Lower number of transitions between states is associated with higher AD risk

The lower number of transitions between states (i.e., less state changes) was strongly associated with lower brain perfusion in Alzheimer’s disease-sensitive regions. This suggests that our ability to transition from one stage to another is reduced as a consequence of, or resulting in, decreased perfusion in the posterior cingulate and temporo-parietal regions known to characterize early Alzheimer’s disease changes. Interestingly, the lower number of transitions was associated with poorer cognitive performance in cognitively unimpaired older adults in a previous study [54]. Thus, the lower number of transitions could be a preclinical biomarker of hypoperfusion in brain regions typically impaired in Alzheimer’s disease.

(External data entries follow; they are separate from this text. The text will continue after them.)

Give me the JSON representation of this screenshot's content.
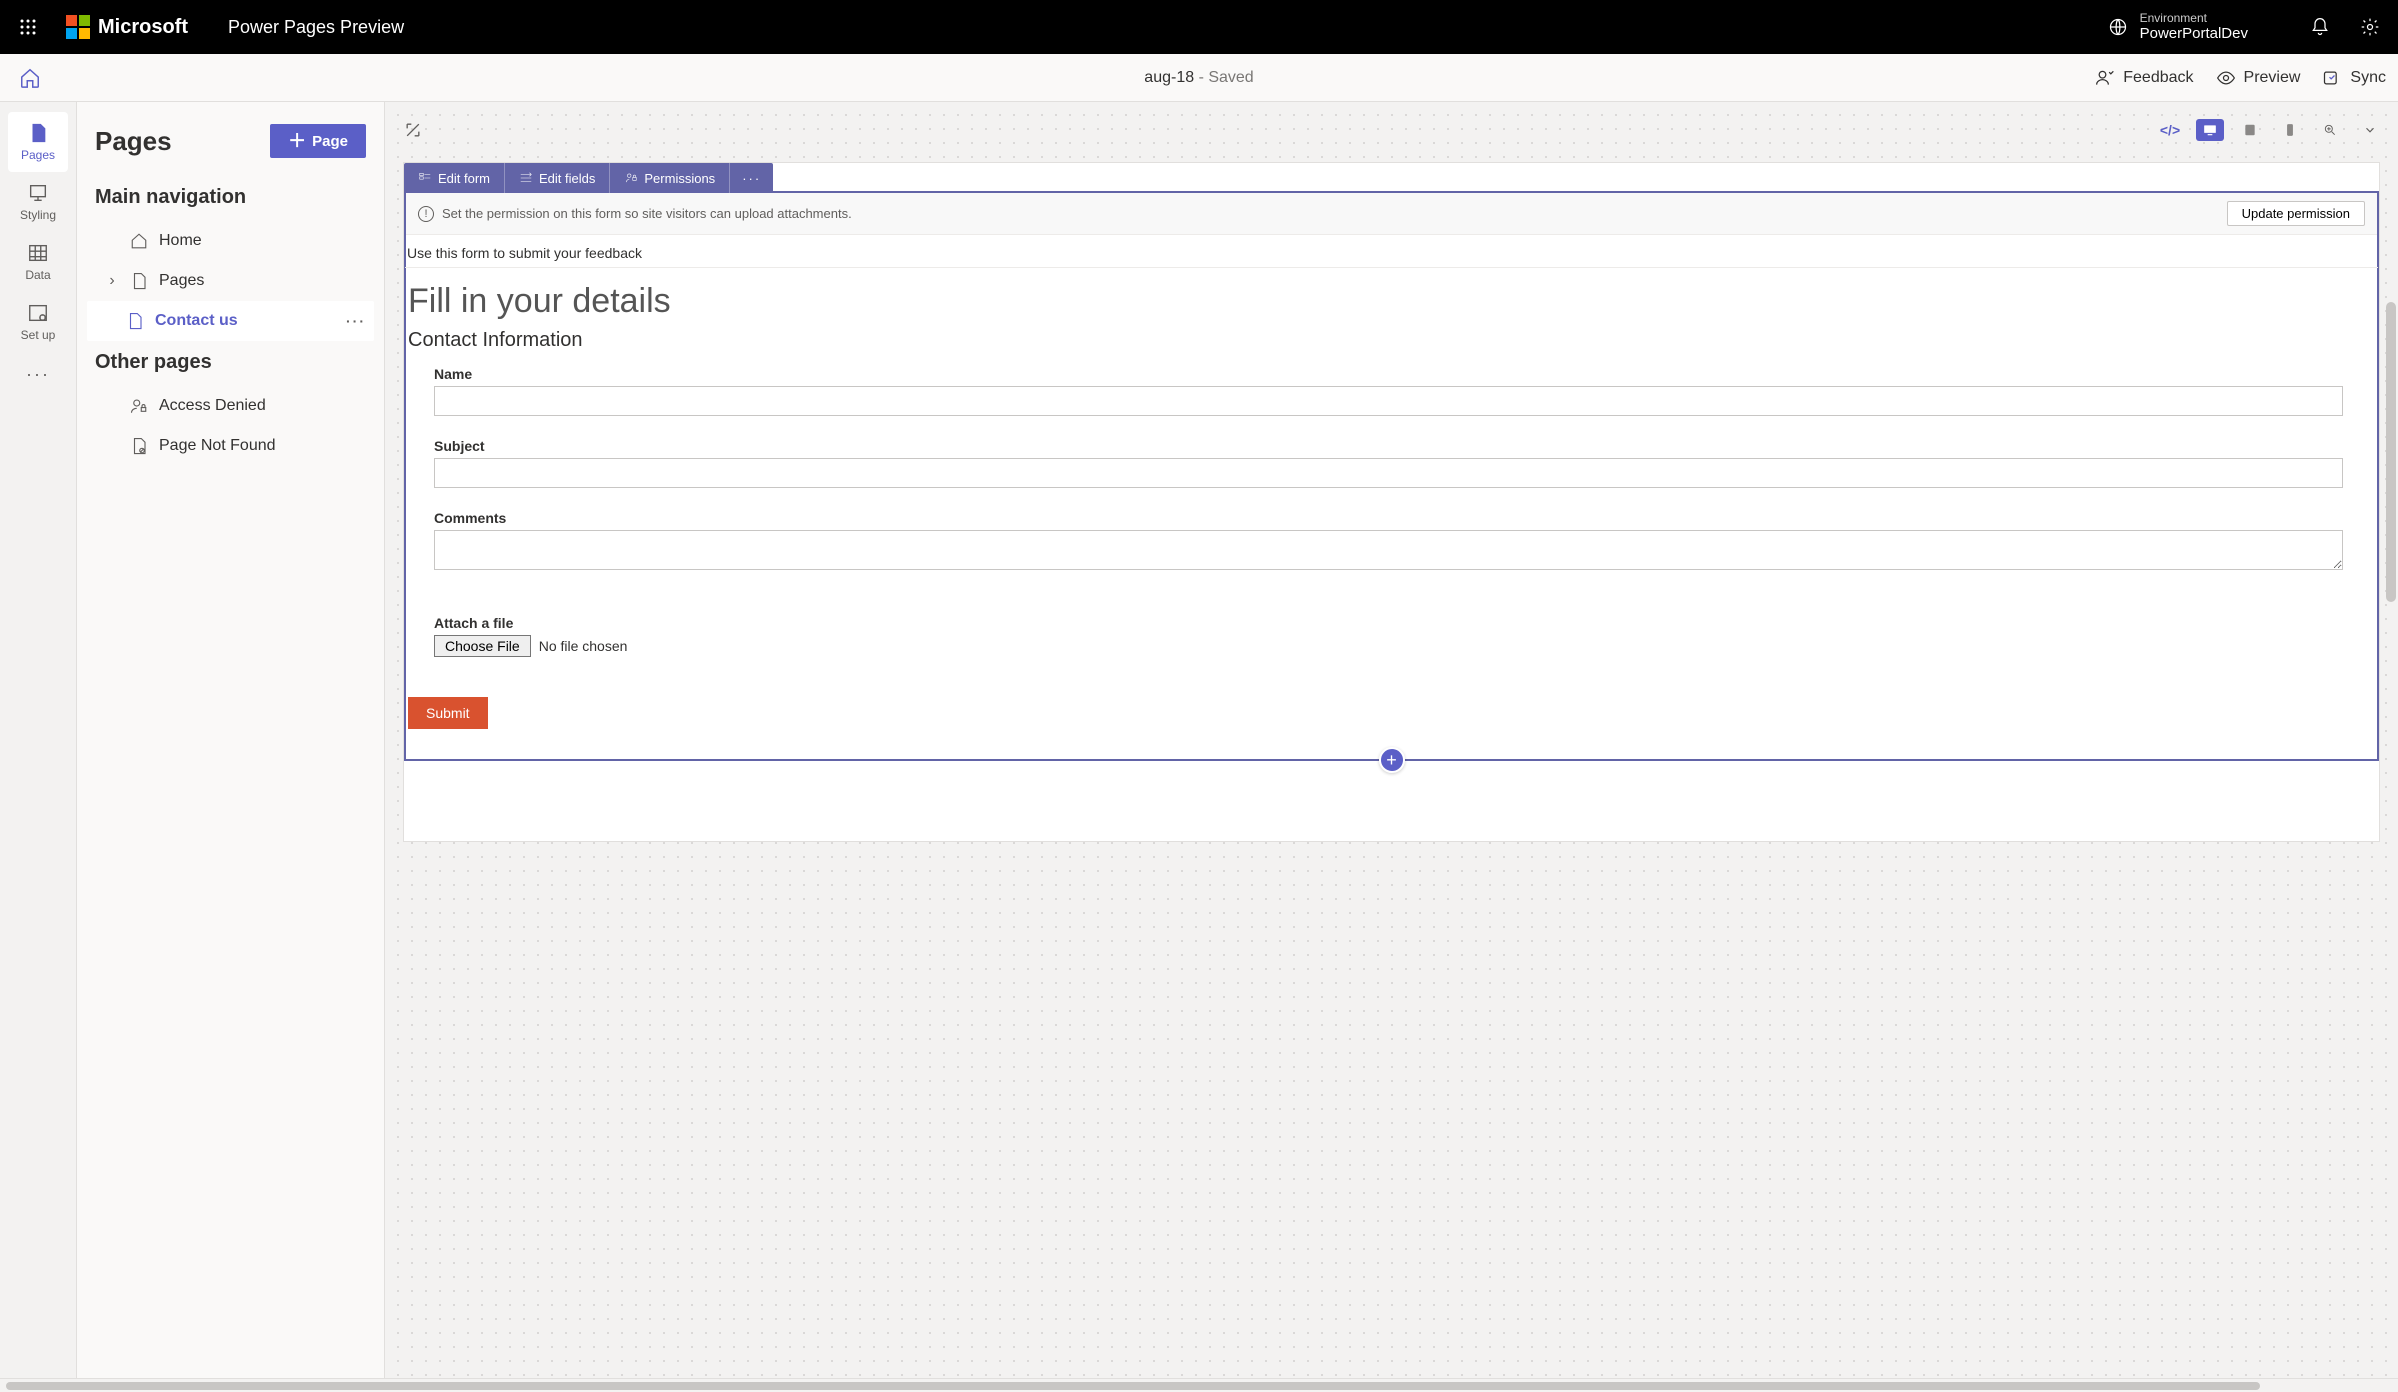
{
  "topbar": {
    "ms_text": "Microsoft",
    "app_title": "Power Pages Preview",
    "env_label": "Environment",
    "env_name": "PowerPortalDev"
  },
  "cmdbar": {
    "doc_name": "aug-18",
    "status": " - Saved",
    "feedback": "Feedback",
    "preview": "Preview",
    "sync": "Sync"
  },
  "rail": {
    "pages": "Pages",
    "styling": "Styling",
    "data": "Data",
    "setup": "Set up"
  },
  "panel": {
    "title": "Pages",
    "new_page_btn": "Page",
    "main_nav": "Main navigation",
    "other_pages": "Other pages",
    "items": {
      "home": "Home",
      "pages": "Pages",
      "contact": "Contact us",
      "access_denied": "Access Denied",
      "not_found": "Page Not Found"
    }
  },
  "form_toolbar": {
    "edit_form": "Edit form",
    "edit_fields": "Edit fields",
    "permissions": "Permissions"
  },
  "perm_bar": {
    "message": "Set the permission on this form so site visitors can upload attachments.",
    "button": "Update permission"
  },
  "form": {
    "description": "Use this form to submit your feedback",
    "heading": "Fill in your details",
    "section": "Contact Information",
    "fields": {
      "name": "Name",
      "subject": "Subject",
      "comments": "Comments",
      "attach": "Attach a file",
      "choose_file": "Choose File",
      "no_file": "No file chosen"
    },
    "submit": "Submit"
  }
}
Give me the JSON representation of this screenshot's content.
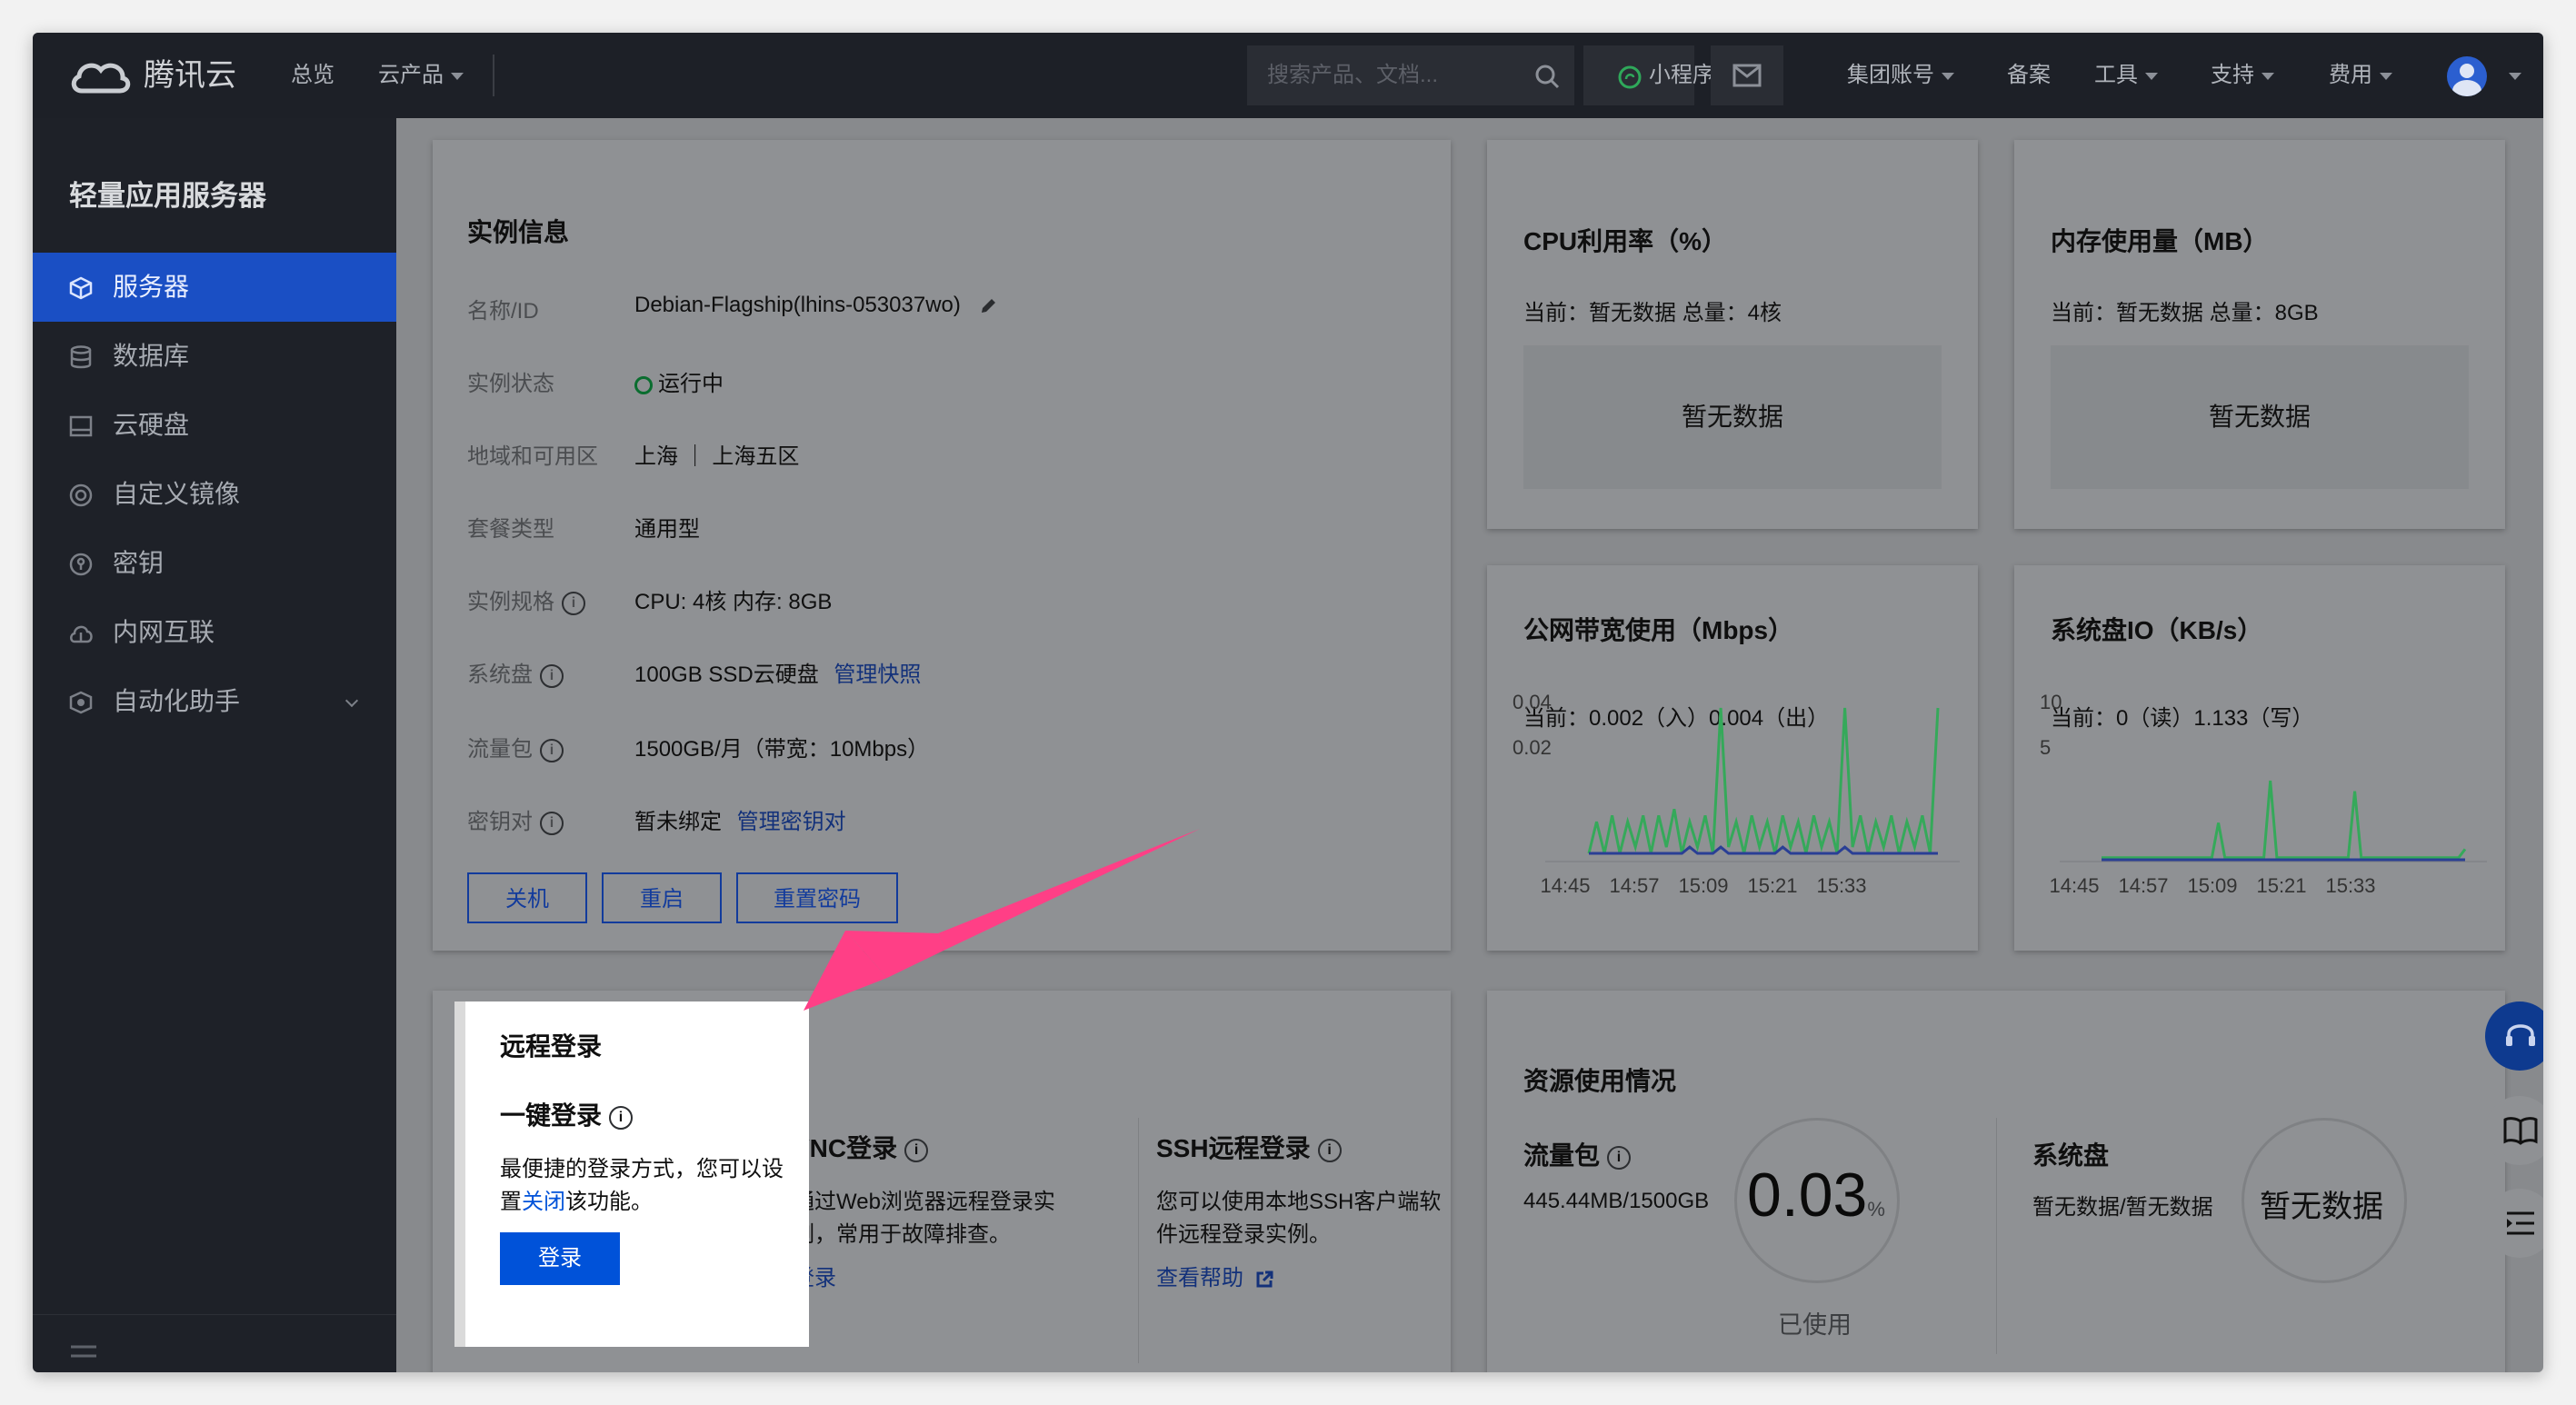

Limits and future directions

There are limitations to this study. First, its cross-sectional and observational design does not allow for the assessment of the causal associations between risk factors and DFNC changes. Second, although we found some consistency across our results (i.e., risk and protective factors were associated with different states), caution in interpreting the results is warranted due to the number of models conducted, which could lead to spurious findings. Third, our analyses focused on cognitive networks, while other networks could also be altered in the dementia preclinical stage, which could be investigated in future studies. Fourth, the findings of this study would need to be replicated in an external fMRI dataset to test for its reproducibility. Finally, other dementia risk factors, such as air pollution and hearing impairment, were not available in this study but could also be of interest for further studies.

Conclusion

This is the first study assessing the link between dynamic functional connectivity states and dementia risk and protective factors in cognitively unimpaired older adults. We highlighted two connectivity states associated with poorer cognitive reserve, higher depression score, and/or higher cardiovascular risk factors and two connectivity states associated with higher cognitive reserve, higher cognitive functions, and/or lower cardiovascular risk factors.  In addition, lower number of transitions between connectivity states could be a preclinical biomarker of hypoperfusion in brain regions typically impaired in Alzheimer’s disease.